Dengan demikian sejarah pemungutan pajak mengalami perubahan sesuai dengan perkembangan
masyarakat dan negara baik dibidang ekonomi, sosial maupun kenegaraan. Dan dari
perkembangan pemungutan pajak tersebut, hingga kini yang namanya pungutan tersebut
tetap ada, yaitu yang disebut dengan pajak. Dimana segala ketentuan tentang
pemungutan pajak tersebut tidak lagi ditentukan oleh rakyat sepihak atau
ditentukan oleh negara secara sepihak, tetapi ditentukan oleh rakyat dan negara
secara bersama-sama.
C.
Kasus
Korupsi di Birokrasi Perpajakan
Pada
kasus Gayus Tambunan, seorang pegawai Ditjen Pajak dengan Golongan III A
ditemukan memiliki kekayaan di rekeningnya sebesar Rp 25 miliar, rumah mewah di
Kelapa Gading bernilai sekitar Rp 1 miliar serta mobil mewah Mercedez Bens dan
Ford Everest.
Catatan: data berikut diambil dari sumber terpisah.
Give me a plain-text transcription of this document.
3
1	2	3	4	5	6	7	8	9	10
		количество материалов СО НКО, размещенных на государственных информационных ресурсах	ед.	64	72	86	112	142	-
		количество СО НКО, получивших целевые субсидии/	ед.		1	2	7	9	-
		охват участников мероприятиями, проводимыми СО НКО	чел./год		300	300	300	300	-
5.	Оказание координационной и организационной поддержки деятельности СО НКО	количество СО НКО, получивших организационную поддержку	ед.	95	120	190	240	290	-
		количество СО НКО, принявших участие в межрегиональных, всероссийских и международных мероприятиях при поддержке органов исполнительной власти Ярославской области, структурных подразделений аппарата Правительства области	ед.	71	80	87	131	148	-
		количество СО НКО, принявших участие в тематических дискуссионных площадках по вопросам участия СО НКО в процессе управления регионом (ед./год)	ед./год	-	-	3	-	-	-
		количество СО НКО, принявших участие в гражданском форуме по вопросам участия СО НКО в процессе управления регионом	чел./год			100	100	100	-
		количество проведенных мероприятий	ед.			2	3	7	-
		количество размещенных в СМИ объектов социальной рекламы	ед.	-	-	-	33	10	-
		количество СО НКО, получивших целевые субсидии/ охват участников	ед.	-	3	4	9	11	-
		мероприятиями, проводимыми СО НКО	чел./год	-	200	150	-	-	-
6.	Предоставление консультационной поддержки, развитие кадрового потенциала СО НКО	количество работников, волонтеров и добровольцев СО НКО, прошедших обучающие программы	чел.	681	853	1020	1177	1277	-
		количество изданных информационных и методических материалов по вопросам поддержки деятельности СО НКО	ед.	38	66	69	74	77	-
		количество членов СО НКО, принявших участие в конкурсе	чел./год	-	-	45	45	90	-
Dengan kekayaan sebesar itu, Gayus Tambunan mengalahkan kekayaan
Presiden SBY yang melaporkan kekayaannya sebesar Rp 7 miliar di KPU saat
pilpres 2009 lalu. Sebelum menjadi miliarder, Gayus sendiri berasal dari
keluarga sederhana. Ayahnya seorang pekerja di Pelabuhan Tanjung Priok, Jakarta
dan tinggal di sebuah gang padat penduduk di daerah Warakas, Jakarta Utara. Di
lingkungannya, Gayus dikenal cerdas sehingga bisa menyelesaikan kuliahnya di
STAN pada usia 20 tahun dan ditempatkan pada Ditjen Pajak di Jakarta. Dalam
rentang 10 tahun bekerja di Ditjen Pajak, kehidupan Gayus menjelma bak hidup di
negeri impian. Sebelum terkuak kekayaan di media massa, Gayus Tambunan pernah
berurusan dengan Pengadilan Negeri Tangerang dengan dakwaan melakukan tindak
pidana pencucian uang dan penipuan. Dakwaan ini berdasarkan aliran dana
mencurigakan yang ditemukan oleh Bareskim Mabes Polri ke rekeningnya di Bank
Central Asia (BCA) Bintaro, Kota Tangerang Selatan sebesar Rp 170 juta pada 21
September 2007 dan Rp 200 juta pada 15 Agustus 2008. Namun dakwaan tersebut
tidak berhasil menjeratnya ke penjara karena Pengadilan Negeri Tangerang
memberikan putusan vonis bebas baginya pada tanggal 12 Maret 2010. Pasca
putusan Pengadilan Tangerang, Susno Duadji membeberkan kepada wartawan pada
saat peluncuran bukunya bahwa pada saat dirinya menjabat Kabareskim terdapat
satu kasus dugaan korupsi dengan ditemukannya aliran dana mencurigakan sebesar
Rp 25 miliar ke rekening pribadi seorang pegawai pajak. Kasus tersebut kemudian
berkembang menjadi kasus korupsi pajak untuk dana Rp 24,6 miliar, sedang
sisanya dimasukkan sebagai kasus pencucian uang sebesar Rp 400 juta dan telah
ditangani Bareski sejak Maret 2009. Namun setelah Susno Duadji diberhentikan
sebagai Kabareskim, bersamaan dengan itu pula kasus korupsi pajak Gayus menguap
dan diklaim sebagai titipan dari seorang pengusaha bernama Ade Kosasih. Namun
Susno mencurigai dana tersebut sudah dicairkan dan dibagi-bagi diantara polisi
yang melibatkan tiga orang jenderal polisi. Mencuatnya kasus Gayus Tambunan
merembes pula pada program reformasi birokrasi yang diterapkan pada Departemen
Keuangan yang telah menelan biaya yang sangat besar. Pada tahun 2008 saja
tercatat anggaran yang tersedot untuk anggaran reformasi birokrasi untuk Depkeu
mencapai Rp 1 triliun.
Program
strategis tersebut bertujuan menegakkan disiplin pegawai dalam lingkup Depkeu
dengan meningkatkan renumerasi yang berbeda dengan pegawai negeri pada umumnya.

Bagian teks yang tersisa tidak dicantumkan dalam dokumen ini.